To clarify, the law specifically exempts on-duty emergency personnel, to include firefighters, police and emergency medical responders, from the hands-free requirement. I believe legislators had a rationale for this apparent anomaly in the law. Specifically, any hazards incurred by using cell phones without a hands-free device are substantially outweighed by the need for emergency personnel to be able to have two-way communications as quickly and efficiently as possible. One might speculate that onboard computers and two-way radios accomplish the same thing, but they do not. Two-way radios are slow, and using computers to text information is even slower under the best of circumstances. Hands-free devices like those with wires or Bluetooth wireless are less reliable and more cumbersome than using a cell phone like a regular handset. They are therefore not practical for use by emergency personnel who must act quickly and receive the clearest sound possible.

Like all people, police officers can and do make mistakes, so as not to suggest that there will never be a collision featuring an emergency service worker using a non-hands-free cell phone. But police, fire and medical personnel are professional drivers, and they are extremely adept at multi-tasking while driving. It is not uncommon for a police officer, for example, to drive rapidly to an emergency situation and while doing so, he is watching traffic, listening to multiple radios simultaneously, monitoring the computer and, perhaps, even talking to the dispatchers or other officers on the cell phone. Their ability to do so many things at once is quite impressive.

The police, in particular, have developed increasing reliance on cell phones owing to the fact that they are more secure from "eavesdropping" by criminals. Criminals with police frequency scanners are common, so to overcome this problem, police officers use cell phones to communicate about tactics and other sensitive matters. There has also been a trend for officers to speak directly to victims and witnesses via cell phones when responding to complicated calls or in other instances when direct communications are important.

By policy, officers are not allowed to engage in personal phone calls while driving, as it violates the intent of the hands-free law.
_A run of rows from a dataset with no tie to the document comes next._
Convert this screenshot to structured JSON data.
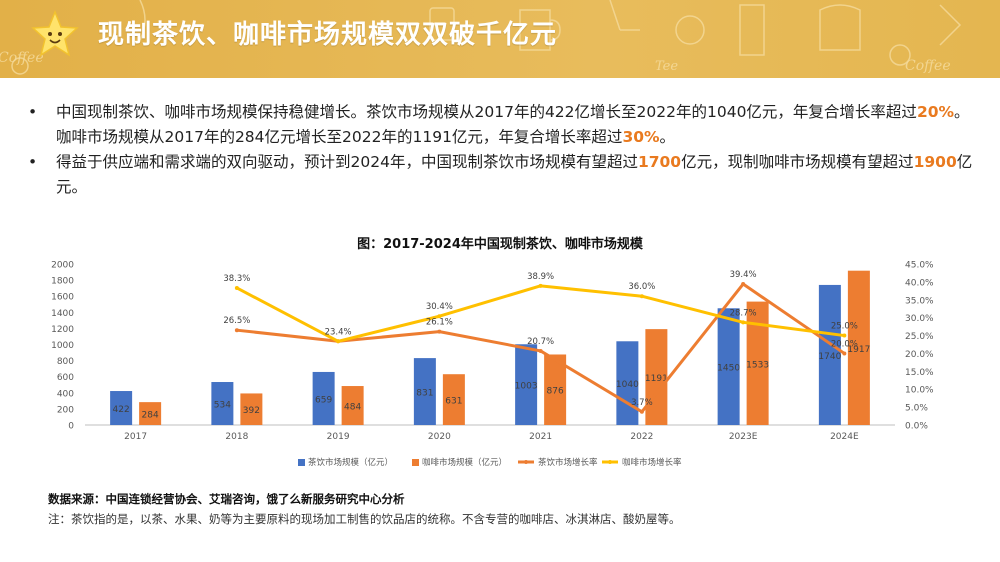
{
  "header": {
    "title": "现制茶饮、咖啡市场规模双双破千亿元",
    "decor_text": [
      "Coffee",
      "Coffee",
      "Tee"
    ]
  },
  "bullets": [
    {
      "parts": [
        {
          "text": "中国现制茶饮、咖啡市场规模保持稳健增长。茶饮市场规模从2017年的422亿增长至2022年的1040亿元，年复合增长率超过",
          "hl": false
        },
        {
          "text": "20%",
          "hl": true
        },
        {
          "text": "。咖啡市场规模从2017年的284亿元增长至2022年的1191亿元，年复合增长率超过",
          "hl": false
        },
        {
          "text": "30%",
          "hl": true
        },
        {
          "text": "。",
          "hl": false
        }
      ]
    },
    {
      "parts": [
        {
          "text": "得益于供应端和需求端的双向驱动，预计到2024年，中国现制茶饮市场规模有望超过",
          "hl": false
        },
        {
          "text": "1700",
          "hl": true
        },
        {
          "text": "亿元，现制咖啡市场规模有望超过",
          "hl": false
        },
        {
          "text": "1900",
          "hl": true
        },
        {
          "text": "亿元。",
          "hl": false
        }
      ]
    }
  ],
  "bullet_symbol": "•",
  "colors": {
    "tea": "#4472c4",
    "coffee": "#ed7d31",
    "tea_growth": "#ed7d31",
    "coffee_growth": "#ffc000",
    "highlight": "#e97a1f"
  },
  "chart_data": {
    "type": "bar",
    "title": "图：2017-2024年中国现制茶饮、咖啡市场规模",
    "categories": [
      "2017",
      "2018",
      "2019",
      "2020",
      "2021",
      "2022",
      "2023E",
      "2024E"
    ],
    "series": [
      {
        "name": "茶饮市场规模（亿元）",
        "kind": "bar",
        "axis": "left",
        "values": [
          422,
          534,
          659,
          831,
          1003,
          1040,
          1450,
          1740
        ]
      },
      {
        "name": "咖啡市场规模（亿元）",
        "kind": "bar",
        "axis": "left",
        "values": [
          284,
          392,
          484,
          631,
          876,
          1191,
          1533,
          1917
        ]
      },
      {
        "name": "茶饮市场增长率",
        "kind": "line",
        "axis": "right",
        "values": [
          null,
          26.5,
          null,
          26.1,
          20.7,
          3.7,
          39.4,
          20.0
        ]
      },
      {
        "name": "咖啡市场增长率",
        "kind": "line",
        "axis": "right",
        "values": [
          null,
          38.3,
          23.4,
          30.4,
          38.9,
          36.0,
          28.7,
          25.0
        ]
      }
    ],
    "tea_growth_line": [
      null,
      26.5,
      23.4,
      26.1,
      20.7,
      3.7,
      39.4,
      20.0
    ],
    "coffee_growth_line": [
      null,
      38.3,
      23.4,
      30.4,
      38.9,
      36.0,
      28.7,
      25.0
    ],
    "left_axis": {
      "min": 0,
      "max": 2000,
      "ticks": [
        "0",
        "200",
        "400",
        "600",
        "800",
        "1000",
        "1200",
        "1400",
        "1600",
        "1800",
        "2000"
      ]
    },
    "right_axis": {
      "min": 0,
      "max": 45,
      "ticks": [
        "0.0%",
        "5.0%",
        "10.0%",
        "15.0%",
        "20.0%",
        "25.0%",
        "30.0%",
        "35.0%",
        "40.0%",
        "45.0%"
      ]
    },
    "label_suffix": "%",
    "grid": false,
    "legend_position": "bottom"
  },
  "footer": {
    "source": "数据来源：中国连锁经营协会、艾瑞咨询，饿了么新服务研究中心分析",
    "note": "注：茶饮指的是，以茶、水果、奶等为主要原料的现场加工制售的饮品店的统称。不含专营的咖啡店、冰淇淋店、酸奶屋等。"
  }
}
If the phone calls are made while on duty and are business-related, not only is it legal, but it is encouraged as a measure to increase our efficiency and effectiveness.
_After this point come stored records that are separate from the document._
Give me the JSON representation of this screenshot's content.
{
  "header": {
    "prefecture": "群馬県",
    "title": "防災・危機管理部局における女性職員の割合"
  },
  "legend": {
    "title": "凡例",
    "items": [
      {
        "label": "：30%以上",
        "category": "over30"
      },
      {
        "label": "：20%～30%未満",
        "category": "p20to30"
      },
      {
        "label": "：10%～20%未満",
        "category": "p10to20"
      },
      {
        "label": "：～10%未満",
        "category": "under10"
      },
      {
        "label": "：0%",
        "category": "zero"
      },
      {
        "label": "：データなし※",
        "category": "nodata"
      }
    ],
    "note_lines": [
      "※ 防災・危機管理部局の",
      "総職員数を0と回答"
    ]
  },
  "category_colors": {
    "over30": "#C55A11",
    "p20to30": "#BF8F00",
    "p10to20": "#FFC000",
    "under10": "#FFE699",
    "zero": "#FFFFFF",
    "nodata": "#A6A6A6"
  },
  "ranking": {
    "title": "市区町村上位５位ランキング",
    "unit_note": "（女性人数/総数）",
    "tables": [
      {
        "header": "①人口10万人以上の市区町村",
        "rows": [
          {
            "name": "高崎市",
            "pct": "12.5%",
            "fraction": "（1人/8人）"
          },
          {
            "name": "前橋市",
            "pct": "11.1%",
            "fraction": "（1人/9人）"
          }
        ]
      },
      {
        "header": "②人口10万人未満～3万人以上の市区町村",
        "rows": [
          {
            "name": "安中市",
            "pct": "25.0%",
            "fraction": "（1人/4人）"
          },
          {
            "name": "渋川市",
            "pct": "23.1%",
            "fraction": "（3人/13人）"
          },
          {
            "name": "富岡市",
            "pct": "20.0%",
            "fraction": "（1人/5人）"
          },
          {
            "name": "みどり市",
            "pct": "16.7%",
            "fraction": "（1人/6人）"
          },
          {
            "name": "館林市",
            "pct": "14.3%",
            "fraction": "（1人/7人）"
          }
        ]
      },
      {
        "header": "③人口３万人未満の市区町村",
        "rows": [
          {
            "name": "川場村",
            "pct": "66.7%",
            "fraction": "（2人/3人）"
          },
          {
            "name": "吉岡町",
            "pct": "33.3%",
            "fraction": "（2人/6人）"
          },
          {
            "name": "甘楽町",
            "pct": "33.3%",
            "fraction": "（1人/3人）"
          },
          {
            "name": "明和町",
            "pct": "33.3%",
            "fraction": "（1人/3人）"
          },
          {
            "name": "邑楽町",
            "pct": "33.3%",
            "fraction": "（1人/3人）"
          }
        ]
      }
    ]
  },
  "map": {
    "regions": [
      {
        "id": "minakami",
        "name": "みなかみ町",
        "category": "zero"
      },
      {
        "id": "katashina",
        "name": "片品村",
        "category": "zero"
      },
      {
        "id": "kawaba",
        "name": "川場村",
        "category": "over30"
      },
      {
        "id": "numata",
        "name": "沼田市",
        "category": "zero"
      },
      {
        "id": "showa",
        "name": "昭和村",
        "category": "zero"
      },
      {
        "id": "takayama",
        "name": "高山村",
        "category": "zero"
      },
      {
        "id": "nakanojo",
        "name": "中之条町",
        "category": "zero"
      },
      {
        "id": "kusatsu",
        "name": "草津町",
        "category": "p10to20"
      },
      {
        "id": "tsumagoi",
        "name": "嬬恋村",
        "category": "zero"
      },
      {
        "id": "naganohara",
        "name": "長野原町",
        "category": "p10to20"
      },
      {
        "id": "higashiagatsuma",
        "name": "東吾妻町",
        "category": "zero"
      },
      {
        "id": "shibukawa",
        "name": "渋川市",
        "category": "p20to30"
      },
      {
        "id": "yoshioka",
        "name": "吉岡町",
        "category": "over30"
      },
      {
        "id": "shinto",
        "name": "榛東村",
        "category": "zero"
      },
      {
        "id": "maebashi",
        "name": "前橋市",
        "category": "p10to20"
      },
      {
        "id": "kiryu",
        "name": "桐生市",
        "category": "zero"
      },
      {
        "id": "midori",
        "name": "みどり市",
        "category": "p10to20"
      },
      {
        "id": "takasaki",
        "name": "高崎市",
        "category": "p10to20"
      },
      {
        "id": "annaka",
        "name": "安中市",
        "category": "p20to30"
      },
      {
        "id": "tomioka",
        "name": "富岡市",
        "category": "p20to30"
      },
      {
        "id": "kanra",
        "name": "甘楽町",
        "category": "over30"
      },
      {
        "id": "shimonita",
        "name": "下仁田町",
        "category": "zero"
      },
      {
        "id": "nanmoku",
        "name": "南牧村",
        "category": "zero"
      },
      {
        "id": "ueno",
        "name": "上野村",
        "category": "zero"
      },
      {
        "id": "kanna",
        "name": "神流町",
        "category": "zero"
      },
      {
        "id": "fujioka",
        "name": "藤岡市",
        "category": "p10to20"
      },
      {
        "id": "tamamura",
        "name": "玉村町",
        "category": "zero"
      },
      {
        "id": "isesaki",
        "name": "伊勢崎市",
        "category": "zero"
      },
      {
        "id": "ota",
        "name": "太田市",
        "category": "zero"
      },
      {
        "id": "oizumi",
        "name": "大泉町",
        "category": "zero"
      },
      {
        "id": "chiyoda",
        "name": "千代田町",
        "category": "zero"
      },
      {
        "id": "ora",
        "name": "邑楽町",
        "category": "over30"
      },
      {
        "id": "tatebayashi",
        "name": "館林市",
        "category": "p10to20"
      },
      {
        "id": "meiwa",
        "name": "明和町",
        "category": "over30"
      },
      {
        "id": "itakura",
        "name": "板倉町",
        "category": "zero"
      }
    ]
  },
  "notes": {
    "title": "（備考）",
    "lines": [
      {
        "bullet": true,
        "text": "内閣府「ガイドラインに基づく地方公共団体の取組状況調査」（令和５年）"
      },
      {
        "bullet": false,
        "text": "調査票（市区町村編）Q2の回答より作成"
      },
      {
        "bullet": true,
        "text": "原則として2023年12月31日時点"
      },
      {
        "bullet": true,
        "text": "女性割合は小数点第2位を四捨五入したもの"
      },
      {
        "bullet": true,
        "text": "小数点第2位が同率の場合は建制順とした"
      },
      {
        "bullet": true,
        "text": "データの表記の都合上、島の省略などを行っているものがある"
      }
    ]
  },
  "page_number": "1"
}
Motorists also are exempted from the hands-free law if the need arises to make an emergency call to a law enforcement agency, the fire department, a medical provider or other emergency services agency. And while it may seem obvious, passengers may use cell phones at anytime without running afoul of the law. We regret that some people are left with the impression that the police and other emergency services workers "flaunt" the law when using cell phones without hands-free devices.